Got a last-minute call up this morning to take a load of parachutes up and kick 'em out. How could I refuse. It was on my lunch break anyway :P
So I get the call up and long story short: they need a pilot coz Emma (the other pilot) has to go to Bankstown (YSBK) to pick up one of the other planes. No biggie. Emma even fuelled and prepped the plane, put in the flight plan and organised a pilot's rig (parachute). Way to go - all I need to do was dip the tanks, kick the tyres and fly. Sweet!
So I decided to take the camera along with me and get a couple of happy-snaps. You can see the photos of today's flight here. I'm not entirely happy with the flight though. There's a couple of important radio calls I need to do BEFORE the punters jump out (in order);
- Clearance from Sydney Departure to drop and descend
- Broadcast on Sydney Radar (area) frequency notifying of drop
- Broadcast on Wollongong CTAF notifying of drop
- Call the drop zone and give them a 3-5 minute "heads-up" that the drop is about to happen
I forgot number 4! Dammit!! I call them up after I got into my descent which was FAR too late. I'm sure the guys got down just fine, but the ground crew (also jump masters) like to watch the canopies open in case there's problems.
I'll stick my hand up for this and admitted on the radio "my bad". But I was thinking on the drive home from the airport, why did I miss such an important call? Why wasn't I thinking straight? I think I've come up with the answer.
This was the only the third jump operation I've done in about 3 months, and the first one I've done in almost 4 weeks. The stick-and- rudder flying I can do in my sleep (you get like that after a few thousand hours) but procedurally I was so far behind the 8-ball it wasn't funny. I missed a call and didn't pick it up until it was too late. I'm not claiming this lack of recency as an excuse, but as an oversight.
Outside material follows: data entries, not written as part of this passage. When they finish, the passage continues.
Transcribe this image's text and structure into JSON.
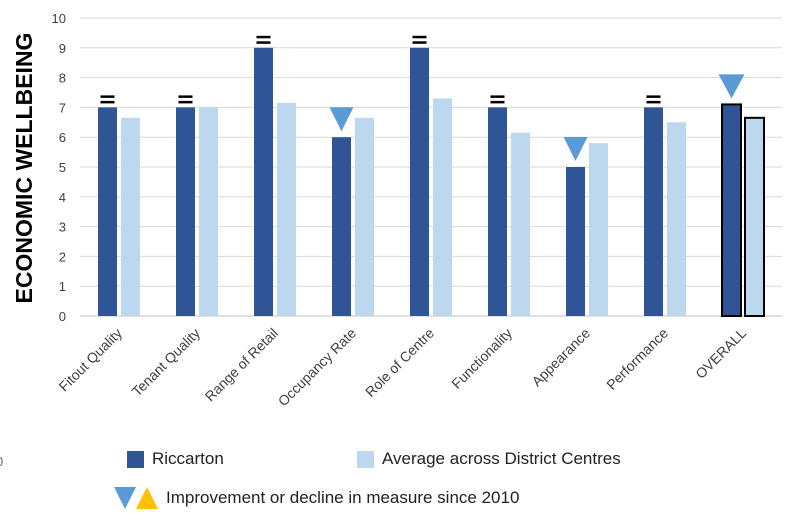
{
  "chart_data": {
    "type": "bar",
    "ylabel": "ECONOMIC WELLBEING",
    "ylim": [
      0,
      10
    ],
    "yticks": [
      0,
      1,
      2,
      3,
      4,
      5,
      6,
      7,
      8,
      9,
      10
    ],
    "grid": true,
    "categories": [
      "Fitout Quality",
      "Tenant Quality",
      "Range of Retail",
      "Occupancy Rate",
      "Role of Centre",
      "Functionality",
      "Appearance",
      "Performance",
      "OVERALL"
    ],
    "series": [
      {
        "name": "Riccarton",
        "color": "#2f5597",
        "values": [
          7,
          7,
          9,
          6,
          9,
          7,
          5,
          7,
          7.1
        ]
      },
      {
        "name": "Average across District Centres",
        "color": "#bdd7ee",
        "values": [
          6.65,
          7,
          7.15,
          6.65,
          7.3,
          6.15,
          5.8,
          6.5,
          6.65
        ]
      }
    ],
    "markers": [
      "=",
      "=",
      "=",
      "decline",
      "=",
      "=",
      "decline",
      "=",
      "decline"
    ],
    "marker_colors": {
      "decline": "#5b9bd5",
      "improvement": "#ffc000",
      "equal": "#000000"
    },
    "highlighted_category": "OVERALL"
  },
  "legend": {
    "series1": "Riccarton",
    "series2": "Average across District Centres",
    "change_note": "Improvement or decline in measure since 2010"
  },
  "stray_text": "0"
}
A link in the chain that led to me ultimately forgetting the radio call.
When I flew solo freight runs for a living, you get good at being strict on yourself to maintain standards. You're constantly reminding yourself that 5KIAS over speed on the approach is NOT acceptable, that "almost within tolerances" for the practise ILS (in VMC) is NOT acceptable, that missing a item on a check list is NOT acceptable. You have to be hard on yourself or you get sloppy. I knew that, and I practised it.
Since I've got back into flying, specifically as a jump pilot, I think I've become sloppy. I'm not being hard on myself, I'm not approaching the flying with the right attitude. I seem to adopting the attitude that this jump flying is pretty simple, I've done HEAPS more complicated things in the past and have stopped paying attention. I'm not unsafe (yet) but if I allowed this to continue, the next "oops" could be fatal.
Today was a wake-up call! No more "she'll be right", no more "I don't need to be attentive". I'm getting back into a professional mind-set where near-enough is NEVER good enough. It's on the numbers, by the book, per the checklist or not at all!